The Azera’s interior isn’t quite a match for that of a Lexus ES. Compared to the Buick and the Ford, though, the Azera is a clear step (or three) up. Everything inside the big Hyundai looks and feels tight and precise. The leather on the seats has a soft, luxurious hand. Inside the Ford, the materials and secondary controls look and feel clunky in comparison. The 2013 refresh adds MyFord Touch complete with reconfigurable instruments, but otherwise left the interior largely untouched. Ford of Europe clearly had no role in this one. Inside the Buick, the dash-to-door fits are abysmal and the material used to mold the doors and dash doesn’t look enough like leather to pull off the embedded stitching (at least not in the tested tan). The Buick’s faux timber is even less convincing. This interior impressed just a couple of years ago, but today a Hyundai outclasses it.
Functionally, the Azera doesn’t fare quite as well. The shift knob’s piano black plastic gets hot in the sun. The Benz-like seat-shaped seat controls are too far forward on the doors. The center stack employs buttons for key audio and HVAC functions that would be much easier to operate with knobs. (No, a gigantic volume control knob isn’t sufficient compensation.)

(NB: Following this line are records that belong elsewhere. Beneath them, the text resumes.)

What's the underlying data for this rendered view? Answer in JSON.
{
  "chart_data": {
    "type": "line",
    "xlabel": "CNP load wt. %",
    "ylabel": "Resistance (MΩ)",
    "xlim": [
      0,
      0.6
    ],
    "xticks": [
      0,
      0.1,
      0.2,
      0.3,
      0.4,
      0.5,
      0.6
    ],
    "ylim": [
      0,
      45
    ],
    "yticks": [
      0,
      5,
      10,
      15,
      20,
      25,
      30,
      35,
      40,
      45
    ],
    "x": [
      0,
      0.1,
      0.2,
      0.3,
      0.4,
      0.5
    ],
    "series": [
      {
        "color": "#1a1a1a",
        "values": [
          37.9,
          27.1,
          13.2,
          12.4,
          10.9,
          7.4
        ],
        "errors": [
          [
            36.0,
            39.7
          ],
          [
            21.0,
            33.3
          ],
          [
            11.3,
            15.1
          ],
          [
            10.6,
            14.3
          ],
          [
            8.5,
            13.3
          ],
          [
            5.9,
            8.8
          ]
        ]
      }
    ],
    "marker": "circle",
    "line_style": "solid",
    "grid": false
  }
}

My least favorite aspect of the Hyundai: the view forward from the driver seat. The rake and position of the windshield yield a header that’s overly close for comfort. The instrument panel flows upward over an awkwardly executed ridge to the base of the windshield. The trailing edge of the hood is higher still, such that from the driver seat you see little beyond the undersides of its uplifted corners. Pulling into a parking space involves far too much guesswork. (Forward obstacle detection would be very helpful, but isn’t offered.) Trimming even an inch from the cowl height would work wonders. Yet the Azera’s windows only seem small until you drive one of the others. The Buick has an even deeper instrument panel and what must be the widest A-pillars in sedandom. The Ford, nine inches longer, three inches wider, and three inches taller, but with no more room in the front seat, feels like a massive bunker on wheels.